Structural shift in Cb-cParM filament strands.A and B, two subunits in one strand (A: front view and B: top view). The ID rigid bodies of the lower subunit were aligned with each other. GDP state: green and black, class 2 with GTP: orange and yellow, short incubation with GTP: brown and pink. The interactions between the subunits appear similar in the three states except for the upper subunit position, which was slightly shifted in the GDP state compared to the other two states. The closure of the cleft in the GDP state may explain this difference because the closure of the cleft can push the upper subunit leftward. A red arrow indicates the direction of the shift of the upper subunit. C–E, relative positions of the two strands. C, the model with GDP is presented as a surface model in green and light gray.

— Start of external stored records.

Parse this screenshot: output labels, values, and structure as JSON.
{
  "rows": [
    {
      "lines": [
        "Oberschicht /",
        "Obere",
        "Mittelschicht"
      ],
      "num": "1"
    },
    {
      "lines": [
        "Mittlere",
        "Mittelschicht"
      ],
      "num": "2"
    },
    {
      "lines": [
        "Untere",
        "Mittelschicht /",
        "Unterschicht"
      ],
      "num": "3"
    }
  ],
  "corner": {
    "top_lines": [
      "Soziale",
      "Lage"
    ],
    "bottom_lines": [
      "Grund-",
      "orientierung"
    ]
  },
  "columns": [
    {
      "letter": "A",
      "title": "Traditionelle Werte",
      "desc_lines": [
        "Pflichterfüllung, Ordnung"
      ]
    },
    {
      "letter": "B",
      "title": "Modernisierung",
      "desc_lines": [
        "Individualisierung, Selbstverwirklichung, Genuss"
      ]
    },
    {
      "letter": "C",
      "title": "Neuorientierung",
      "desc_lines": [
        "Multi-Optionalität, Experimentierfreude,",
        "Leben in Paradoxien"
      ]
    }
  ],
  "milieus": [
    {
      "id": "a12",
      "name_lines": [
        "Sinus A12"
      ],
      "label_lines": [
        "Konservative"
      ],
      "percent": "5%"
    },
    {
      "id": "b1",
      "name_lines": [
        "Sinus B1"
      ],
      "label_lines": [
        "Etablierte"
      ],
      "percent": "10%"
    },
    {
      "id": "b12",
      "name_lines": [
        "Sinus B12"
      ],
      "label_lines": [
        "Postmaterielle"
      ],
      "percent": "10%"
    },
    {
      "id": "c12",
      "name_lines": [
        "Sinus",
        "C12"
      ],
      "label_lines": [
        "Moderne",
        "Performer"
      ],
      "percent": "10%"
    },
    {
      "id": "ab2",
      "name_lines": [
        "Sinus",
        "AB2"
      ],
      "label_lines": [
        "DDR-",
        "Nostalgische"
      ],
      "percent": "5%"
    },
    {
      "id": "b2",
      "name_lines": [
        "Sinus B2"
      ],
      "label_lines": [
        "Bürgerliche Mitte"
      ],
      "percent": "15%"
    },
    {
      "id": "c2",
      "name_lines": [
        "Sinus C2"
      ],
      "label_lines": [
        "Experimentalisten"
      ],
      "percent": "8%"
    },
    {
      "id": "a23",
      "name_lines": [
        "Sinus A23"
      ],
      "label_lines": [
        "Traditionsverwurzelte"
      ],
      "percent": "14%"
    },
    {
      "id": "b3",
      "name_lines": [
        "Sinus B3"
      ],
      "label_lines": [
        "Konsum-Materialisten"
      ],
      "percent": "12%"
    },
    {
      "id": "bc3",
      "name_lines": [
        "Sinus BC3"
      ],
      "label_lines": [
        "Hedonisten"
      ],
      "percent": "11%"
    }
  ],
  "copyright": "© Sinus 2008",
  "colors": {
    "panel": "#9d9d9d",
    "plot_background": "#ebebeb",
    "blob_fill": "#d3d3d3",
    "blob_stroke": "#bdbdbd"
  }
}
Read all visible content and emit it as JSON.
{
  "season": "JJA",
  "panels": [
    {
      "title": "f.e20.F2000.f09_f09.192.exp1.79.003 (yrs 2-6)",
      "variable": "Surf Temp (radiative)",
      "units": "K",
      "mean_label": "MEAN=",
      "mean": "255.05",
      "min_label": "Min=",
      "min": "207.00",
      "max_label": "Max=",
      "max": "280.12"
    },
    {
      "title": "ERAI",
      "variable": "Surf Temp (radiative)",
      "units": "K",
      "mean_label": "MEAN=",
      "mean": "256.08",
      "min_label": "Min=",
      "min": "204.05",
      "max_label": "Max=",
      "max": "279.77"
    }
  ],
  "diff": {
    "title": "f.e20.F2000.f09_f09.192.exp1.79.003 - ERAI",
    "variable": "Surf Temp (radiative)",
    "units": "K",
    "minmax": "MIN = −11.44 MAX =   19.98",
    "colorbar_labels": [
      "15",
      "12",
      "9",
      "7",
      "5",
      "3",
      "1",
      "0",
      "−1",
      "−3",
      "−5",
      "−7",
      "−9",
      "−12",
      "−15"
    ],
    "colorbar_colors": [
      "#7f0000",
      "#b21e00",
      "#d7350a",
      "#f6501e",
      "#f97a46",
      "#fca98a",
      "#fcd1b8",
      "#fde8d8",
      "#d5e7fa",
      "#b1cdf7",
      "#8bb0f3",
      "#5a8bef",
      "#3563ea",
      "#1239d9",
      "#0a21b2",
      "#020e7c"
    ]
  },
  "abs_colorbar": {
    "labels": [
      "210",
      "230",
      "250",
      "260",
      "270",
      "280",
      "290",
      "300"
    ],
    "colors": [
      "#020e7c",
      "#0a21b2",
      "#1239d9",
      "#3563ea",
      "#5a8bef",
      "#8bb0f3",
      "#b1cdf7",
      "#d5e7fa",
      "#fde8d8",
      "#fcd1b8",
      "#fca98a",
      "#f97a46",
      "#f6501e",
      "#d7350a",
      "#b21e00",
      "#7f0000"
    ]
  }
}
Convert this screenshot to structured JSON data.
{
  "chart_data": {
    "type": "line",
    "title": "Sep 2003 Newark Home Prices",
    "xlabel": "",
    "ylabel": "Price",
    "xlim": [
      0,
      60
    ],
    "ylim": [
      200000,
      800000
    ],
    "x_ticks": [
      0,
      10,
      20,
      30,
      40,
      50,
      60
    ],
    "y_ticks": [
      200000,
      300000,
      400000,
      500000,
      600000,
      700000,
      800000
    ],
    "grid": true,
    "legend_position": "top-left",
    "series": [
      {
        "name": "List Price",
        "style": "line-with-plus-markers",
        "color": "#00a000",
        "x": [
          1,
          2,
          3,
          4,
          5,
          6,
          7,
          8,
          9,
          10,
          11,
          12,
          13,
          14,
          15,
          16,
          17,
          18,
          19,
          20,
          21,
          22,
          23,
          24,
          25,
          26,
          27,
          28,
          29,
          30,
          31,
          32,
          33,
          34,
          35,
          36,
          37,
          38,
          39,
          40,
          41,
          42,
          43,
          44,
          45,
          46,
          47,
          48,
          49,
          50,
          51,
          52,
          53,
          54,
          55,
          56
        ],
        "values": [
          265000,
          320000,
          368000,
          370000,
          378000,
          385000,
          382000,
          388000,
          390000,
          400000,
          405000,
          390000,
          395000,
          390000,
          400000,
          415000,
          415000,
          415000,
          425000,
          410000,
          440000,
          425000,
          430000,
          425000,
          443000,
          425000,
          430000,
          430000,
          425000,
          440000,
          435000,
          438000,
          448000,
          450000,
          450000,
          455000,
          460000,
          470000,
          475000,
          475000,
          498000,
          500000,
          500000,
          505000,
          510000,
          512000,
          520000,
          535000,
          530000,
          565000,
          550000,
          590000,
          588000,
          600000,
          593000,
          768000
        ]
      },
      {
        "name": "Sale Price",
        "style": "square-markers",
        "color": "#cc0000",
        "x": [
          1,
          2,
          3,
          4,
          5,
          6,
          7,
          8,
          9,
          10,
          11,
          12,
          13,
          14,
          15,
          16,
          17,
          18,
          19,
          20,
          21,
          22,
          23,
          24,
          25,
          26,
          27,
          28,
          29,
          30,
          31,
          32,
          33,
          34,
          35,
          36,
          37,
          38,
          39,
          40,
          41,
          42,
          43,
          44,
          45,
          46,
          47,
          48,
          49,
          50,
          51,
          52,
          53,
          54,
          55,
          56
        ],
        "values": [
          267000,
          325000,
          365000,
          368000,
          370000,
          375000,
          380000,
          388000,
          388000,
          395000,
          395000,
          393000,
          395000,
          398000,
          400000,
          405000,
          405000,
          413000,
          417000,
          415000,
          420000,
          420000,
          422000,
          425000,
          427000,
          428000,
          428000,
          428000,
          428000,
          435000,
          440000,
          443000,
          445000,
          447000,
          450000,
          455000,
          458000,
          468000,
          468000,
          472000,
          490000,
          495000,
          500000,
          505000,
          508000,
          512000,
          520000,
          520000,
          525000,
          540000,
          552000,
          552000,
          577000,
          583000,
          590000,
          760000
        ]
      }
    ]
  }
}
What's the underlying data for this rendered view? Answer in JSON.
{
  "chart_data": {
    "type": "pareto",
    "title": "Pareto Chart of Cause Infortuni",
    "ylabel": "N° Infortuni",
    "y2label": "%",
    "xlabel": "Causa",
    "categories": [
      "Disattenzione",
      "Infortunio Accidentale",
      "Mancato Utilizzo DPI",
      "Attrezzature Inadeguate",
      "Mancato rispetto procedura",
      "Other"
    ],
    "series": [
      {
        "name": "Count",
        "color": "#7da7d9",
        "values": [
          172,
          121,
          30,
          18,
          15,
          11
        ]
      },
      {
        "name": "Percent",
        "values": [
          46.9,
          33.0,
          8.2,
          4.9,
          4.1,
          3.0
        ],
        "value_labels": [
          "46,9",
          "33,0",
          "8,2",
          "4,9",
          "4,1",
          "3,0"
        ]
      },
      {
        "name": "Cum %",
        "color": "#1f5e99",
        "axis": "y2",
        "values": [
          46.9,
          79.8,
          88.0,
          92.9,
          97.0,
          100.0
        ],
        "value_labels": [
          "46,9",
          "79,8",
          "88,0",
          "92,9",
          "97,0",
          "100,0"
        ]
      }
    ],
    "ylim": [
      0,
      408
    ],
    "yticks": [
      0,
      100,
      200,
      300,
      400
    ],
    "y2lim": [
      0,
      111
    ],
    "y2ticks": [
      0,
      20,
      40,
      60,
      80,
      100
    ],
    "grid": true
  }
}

Ribbon models for class 2 with GTP (orange and yellow) and the short incubation time with GTP (brown and pink) are superposed. The ID rigid bodies of the center subunits are aligned with each other. D, 180° rotated view of C. The opposite strand position in the GDP state was completely different from that in the other two states (compare the gray surface to the cartoon), indicating a substantial strand movement after phosphate release. E, top view of two adjacent subunits in the different strands. GDP state: green and black, class 2 with GTP: orange and yellow, short incubation with GTP: brown and pink. The ID rigid bodies of the lower subunit (green, orange, and brown) were aligned with each other. A red arrow indicates the direction of the shift in D and E from the class 2 state with GTP to the GDP state. F, inter-strand interactions in the Cb-cParM filament model with GDP. Atoms from the center molecule (green) in contact with the other strand (black) are presented in space-filling representation. 176 contacts are observed. G, inter-strand interactions in the model for class 2 with GTP. 36 contacts were observed. H, the strands of the model with GDP (light gray) were replaced by the strands of the model for class 2 with GTP (orange and yellow). The strands were aligned by the molecules indicated by black arrows. The clashing atoms were presented in space-filling representation. The contacts and clashes were identified by ChimeraX (73).